Radioactive iodine treatment
The radioactive iodine (at low levels) is used to permanently destroy a part of thyroid cells, so that the thyroid gland produces less hormones. Radioactive iodine not absorbed by the thyroid gland will be eliminated by the body in a few days. The treatment allows a return to normal after about 3 to 6 months. In more than 90% of cases, a single dose of radioactive iodine is sufficient (otherwise, a second dose is sometimes offered).
This treatment often causes a permanent state of hypothyroidism. Hypothyroidism is much easier to treat than hyperthyroidism. Synthetic thyroid hormones in the form of tablets taken daily and for life can correct hypothyroidism (Eltroxin, Levothyroid or Synthroid), without causing any adverse effects.
The pregnant women or nursing mothers can not receive such treatment because radioactive iodine can impair the function of the thyroid gland of the fetus or newborn.
|Pregnancy after treatment with radioactive iodine
It is recommended that a woman who wishes to become pregnant wait for 6 to 12 months after radioactive iodine treatment before conceiving a child. Indeed, radioactive iodine can affect the development of the fetus.
In addition, it is preferable that the thyroid hormone levels of the future mother be well controlled before pregnancy. Thyroid hormone requirements generally increase in the first trimester of pregnancy (weeks 1 to 13). For pregnant women taking synthetic hormones, monitoring of the level of TSH hormone in the blood each quarter with a family doctor or endocrinologist is necessary. After delivery, the dosage is often lowered.
For its part, a man who receives radioactive iodine treatment should wait 3 months before conception.
Ablation of the thyroid
Total or partial removal of the thyroid gland by surgery (thyroidectomy) may be considered, but is rarely used.
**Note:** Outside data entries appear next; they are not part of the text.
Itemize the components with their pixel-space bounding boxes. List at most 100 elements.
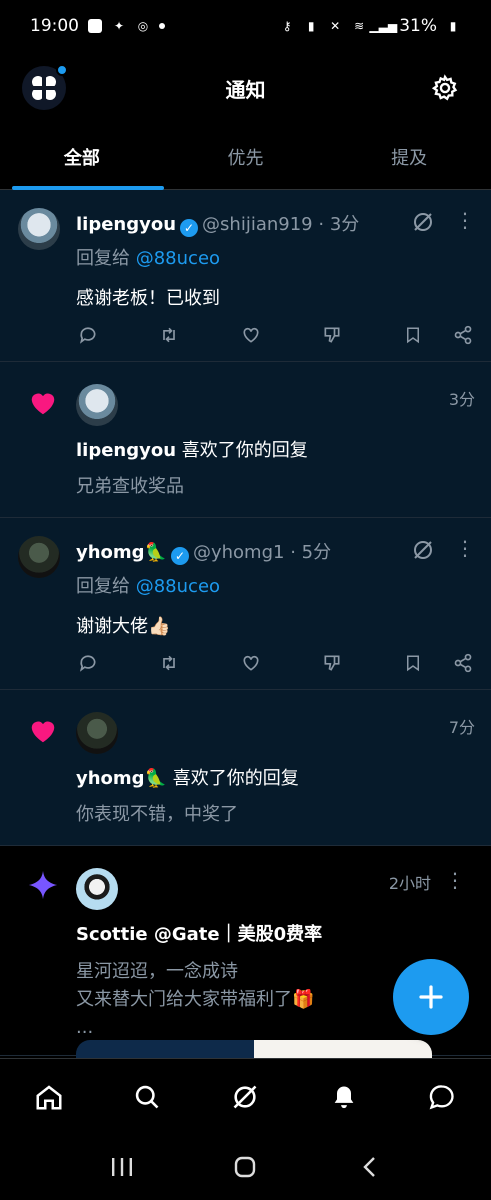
reply-prefix: 回复给 <box>76 248 130 269</box>
tweet-text: 谢谢大佬👍🏻 <box>76 616 171 637</box>
like-notification[interactable]: 7分 yhomg🦜 喜欢了你的回复 你表现不错，中奖了 <box>0 690 491 846</box>
dislike-icon[interactable] <box>320 651 344 675</box>
share-icon[interactable] <box>451 651 475 675</box>
tweet-header: lipengyou ✓ @shijian919 · 3分 <box>76 214 360 237</box>
sparkle-icon <box>28 870 58 900</box>
tweet-actions <box>76 650 475 676</box>
reply-icon[interactable] <box>76 651 100 675</box>
recommendation-title[interactable]: Scottie @Gate｜美股0费率 <box>76 920 322 946</box>
battery-percent: 31% <box>399 16 437 36</box>
verified-badge-icon: ✓ <box>170 547 189 565</box>
compose-button[interactable] <box>393 959 469 1035</box>
notification-list: lipengyou ✓ @shijian919 · 3分 ⋮ 回复给 @88uceo… <box>0 190 491 1058</box>
avatar[interactable] <box>76 384 118 426</box>
more-options-icon[interactable]: ⋮ <box>455 210 475 234</box>
like-icon[interactable] <box>239 323 263 347</box>
liker-name[interactable]: lipengyou <box>76 440 176 461</box>
recommendation-line: 又来替大门给大家带福利了🎁 <box>76 989 315 1010</box>
tweet-actions <box>76 322 475 348</box>
like-action: 喜欢了你的回复 <box>172 768 299 789</box>
status-right: ⚷ ▮ ✕ ≋ ▁▃▅ 31% ▮ <box>279 16 461 36</box>
mute-icon: ✕ <box>330 19 341 33</box>
tweet-header: yhomg🦜 ✓ @yhomg1 · 5分 <box>76 542 332 565</box>
reply-notification[interactable]: yhomg🦜 ✓ @yhomg1 · 5分 ⋮ 回复给 @88uceo 谢谢大佬👍🏻 <box>0 518 491 690</box>
heart-icon <box>31 721 55 743</box>
tweet-time: 3分 <box>329 214 360 235</box>
avatar[interactable] <box>18 536 60 578</box>
tab-all[interactable]: 全部 <box>0 124 164 190</box>
reply-notification[interactable]: lipengyou ✓ @shijian919 · 3分 ⋮ 回复给 @88uceo… <box>0 190 491 362</box>
like-summary: lipengyou 喜欢了你的回复 <box>76 436 308 462</box>
liked-reply-snippet: 兄弟查收奖品 <box>76 476 184 497</box>
tweet-time: 5分 <box>301 542 332 563</box>
secondary-actions <box>401 323 475 347</box>
avatar[interactable] <box>18 208 60 250</box>
tweet-text: 感谢老板！已收到 <box>76 288 220 309</box>
system-navigation <box>0 1134 491 1200</box>
avatar[interactable] <box>76 712 118 754</box>
back-icon[interactable] <box>351 1149 387 1185</box>
like-notification[interactable]: 3分 lipengyou 喜欢了你的回复 兄弟查收奖品 <box>0 362 491 518</box>
tab-priority[interactable]: 优先 <box>164 124 328 189</box>
recommendation-media[interactable] <box>76 1040 432 1058</box>
share-icon[interactable] <box>451 323 475 347</box>
bird-notification-icon: ✦ <box>113 19 125 33</box>
recent-apps-icon[interactable] <box>104 1149 140 1185</box>
retweet-icon[interactable] <box>157 651 181 675</box>
liked-reply-snippet: 你表现不错，中奖了 <box>76 804 238 825</box>
reply-icon[interactable] <box>76 323 100 347</box>
message-icon[interactable] <box>422 1077 462 1117</box>
avatar[interactable] <box>76 868 118 910</box>
battery-icon: ▮ <box>449 19 457 33</box>
author-name[interactable]: yhomg🦜 <box>76 542 167 563</box>
battery-saver-icon: ▮ <box>307 19 315 33</box>
home-button-icon[interactable] <box>227 1149 263 1185</box>
gear-icon[interactable] <box>427 70 463 106</box>
search-icon[interactable] <box>127 1077 167 1117</box>
author-handle: @shijian919 <box>202 214 313 235</box>
like-summary: yhomg🦜 喜欢了你的回复 <box>76 764 299 790</box>
reply-prefix: 回复给 <box>76 576 130 597</box>
reply-mention[interactable]: @88uceo <box>136 576 220 597</box>
signal-icon: ▁▃▅ <box>369 19 398 33</box>
status-time: 19:00 <box>30 16 79 36</box>
notification-tabs: 全部 优先 提及 <box>0 124 491 190</box>
reply-context: 回复给 @88uceo <box>76 572 220 598</box>
bottom-navigation <box>0 1058 491 1134</box>
bell-icon[interactable] <box>324 1077 364 1117</box>
status-left: 19:00 ✦ ◎ <box>30 16 165 36</box>
notification-time: 7分 <box>448 718 475 737</box>
key-icon: ⚷ <box>282 19 292 33</box>
reply-context: 回复给 @88uceo <box>76 244 220 270</box>
plus-icon <box>419 985 443 1009</box>
more-notifications-dot <box>159 23 165 29</box>
compass-notification-icon: ◎ <box>137 19 149 33</box>
grok-icon[interactable] <box>225 1077 265 1117</box>
notification-time: 2小时 <box>388 874 431 893</box>
reply-mention[interactable]: @88uceo <box>136 248 220 269</box>
more-options-icon[interactable]: ⋮ <box>455 538 475 562</box>
author-handle: @yhomg1 <box>192 542 285 563</box>
liker-name[interactable]: yhomg🦜 <box>76 768 167 789</box>
tab-mentions[interactable]: 提及 <box>327 124 491 189</box>
like-icon[interactable] <box>239 651 263 675</box>
status-bar: 19:00 ✦ ◎ ⚷ ▮ ✕ ≋ ▁▃▅ 31% ▮ <box>0 0 491 52</box>
page-title: 通知 <box>225 78 266 102</box>
wifi-icon: ≋ <box>354 19 365 33</box>
dislike-icon[interactable] <box>320 323 344 347</box>
heart-icon <box>31 393 55 415</box>
header: 通知 <box>0 52 491 124</box>
secondary-actions <box>401 651 475 675</box>
more-options-icon[interactable]: ⋮ <box>445 868 465 892</box>
mail-notification-icon <box>87 18 103 34</box>
bookmark-icon[interactable] <box>401 651 425 675</box>
retweet-icon[interactable] <box>157 323 181 347</box>
home-icon[interactable] <box>29 1077 69 1117</box>
grok-icon[interactable] <box>411 538 435 562</box>
recommendation-line: 星河迢迢，一念成诗 <box>76 961 238 982</box>
grok-icon[interactable] <box>411 210 435 234</box>
bookmark-icon[interactable] <box>401 323 425 347</box>
verified-badge-icon: ✓ <box>180 219 199 237</box>
author-name[interactable]: lipengyou <box>76 214 176 235</box>
recommendation-line: ... <box>76 1017 94 1038</box>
To relieve specific symptoms , other medications are sometimes used as needed. To relieve heart palpitations and reduce heart rate and tremors, beta-blocking medications are sometimes prescribed (for example, propranolol).
The eye disorders that accompany Graves’ disease, when severe, may require treatment with corticosteroids (to reduce inflammation behind the eye) or surgery (to reduce pressure in the eye). It could be that smokers respond less well to these treatments . Moreover, it is strongly recommended not to smoke in case of ocular symptoms caused by Graves’ disease.